Another recent study publication is entitled Antioxidants prevent health-promoting effects of physical exercise in humans. “ Consistent with the concept of mitohormesis, exercise-induced oxidative stress ameliorates insulin resistance and causes an adaptive response promoting endogenous antioxidant defense capacity. Supplementation with antioxidants may preclude these health-promoting effects of exercise in humans.”  In a experiment involving 49 healthy young men it was found that “Exercise increased parameters of insulin sensitivity (GIR and plasma adiponectin) only in the absence of antioxidants –“  Also, “ Molecular mediators of endogenous ROS defense (superoxide dismutases 1 and 2; glutathione peroxidase) were also induced by exercise, and this effect too was blocked by antioxidant supplementation(ref).”  The study does not deal with the critical question of whether the total impact of both exercising and taking antioxidant supplements is more or less health-producing than exercise or taking antioxidant supplements alone.

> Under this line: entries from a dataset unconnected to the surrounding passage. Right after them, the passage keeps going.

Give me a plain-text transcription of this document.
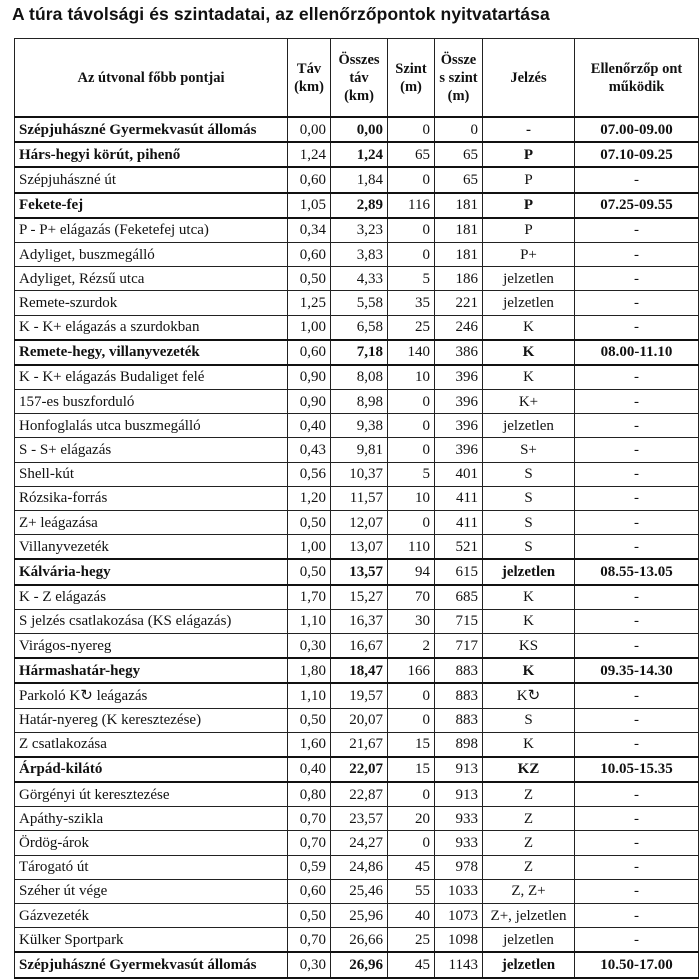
A túra távolsági és szintadatai, az ellenőrzőpontok nyitvatartása
Az útvonal főbb pontjai	Táv (km)	Összes táv (km)	Szint (m)	Össze s szint (m)	Jelzés	Ellenőrzőp ont működik
Szépjuhászné Gyermekvasút állomás	0,00	0,00	0	0	-	07.00-09.00
Hárs-hegyi körút, pihenő	1,24	1,24	65	65	P	07.10-09.25
Szépjuhászné út	0,60	1,84	0	65	P	-
Fekete-fej	1,05	2,89	116	181	P	07.25-09.55
P - P+ elágazás (Feketefej utca)	0,34	3,23	0	181	P	-
Adyliget, buszmegálló	0,60	3,83	0	181	P+	-
Adyliget, Rézsű utca	0,50	4,33	5	186	jelzetlen	-
Remete-szurdok	1,25	5,58	35	221	jelzetlen	-
K - K+ elágazás a szurdokban	1,00	6,58	25	246	K	-
Remete-hegy, villanyvezeték	0,60	7,18	140	386	K	08.00-11.10
K - K+ elágazás Budaliget felé	0,90	8,08	10	396	K	-
157-es buszforduló	0,90	8,98	0	396	K+	-
Honfoglalás utca buszmegálló	0,40	9,38	0	396	jelzetlen	-
S - S+ elágazás	0,43	9,81	0	396	S+	-
Shell-kút	0,56	10,37	5	401	S	-
Rózsika-forrás	1,20	11,57	10	411	S	-
Z+ leágazása	0,50	12,07	0	411	S	-
Villanyvezeték	1,00	13,07	110	521	S	-
Kálvária-hegy	0,50	13,57	94	615	jelzetlen	08.55-13.05
K - Z elágazás	1,70	15,27	70	685	K	-
S jelzés csatlakozása (KS elágazás)	1,10	16,37	30	715	K	-
Virágos-nyereg	0,30	16,67	2	717	KS	-
Hármashatár-hegy	1,80	18,47	166	883	K	09.35-14.30
Parkoló K↻ leágazás	1,10	19,57	0	883	K↻	-
Határ-nyereg (K keresztezése)	0,50	20,07	0	883	S	-
Z csatlakozása	1,60	21,67	15	898	K	-
Árpád-kilátó	0,40	22,07	15	913	KZ	10.05-15.35
Görgényi út keresztezése	0,80	22,87	0	913	Z	-
Apáthy-szikla	0,70	23,57	20	933	Z	-
Ördög-árok	0,70	24,27	0	933	Z	-
Tárogató út	0,59	24,86	45	978	Z	-
Széher út vége	0,60	25,46	55	1033	Z, Z+	-
Gázvezeték	0,50	25,96	40	1073	Z+, jelzetlen	-
Külker Sportpark	0,70	26,66	25	1098	jelzetlen	-
Szépjuhászné Gyermekvasút állomás	0,30	26,96	45	1143	jelzetlen	10.50-17.00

Personally I do not know what to make of these two studies except to be open to further research that corroborates or negates the views that they express.  I continue to see taking antioxidants as an important part of an anti-aging program.  But I stress that taking antioxidants is only one component of what is likely to be an effective anti-aging program such as that identified in my treatise ANTI-AGING FIREWALLS –  THE SCIENCE AND TECHNOLOGY OF LONGEVITY.  Further, taking certain antioxidants in excess quantities could conceivably  be dangerous to health or longevity.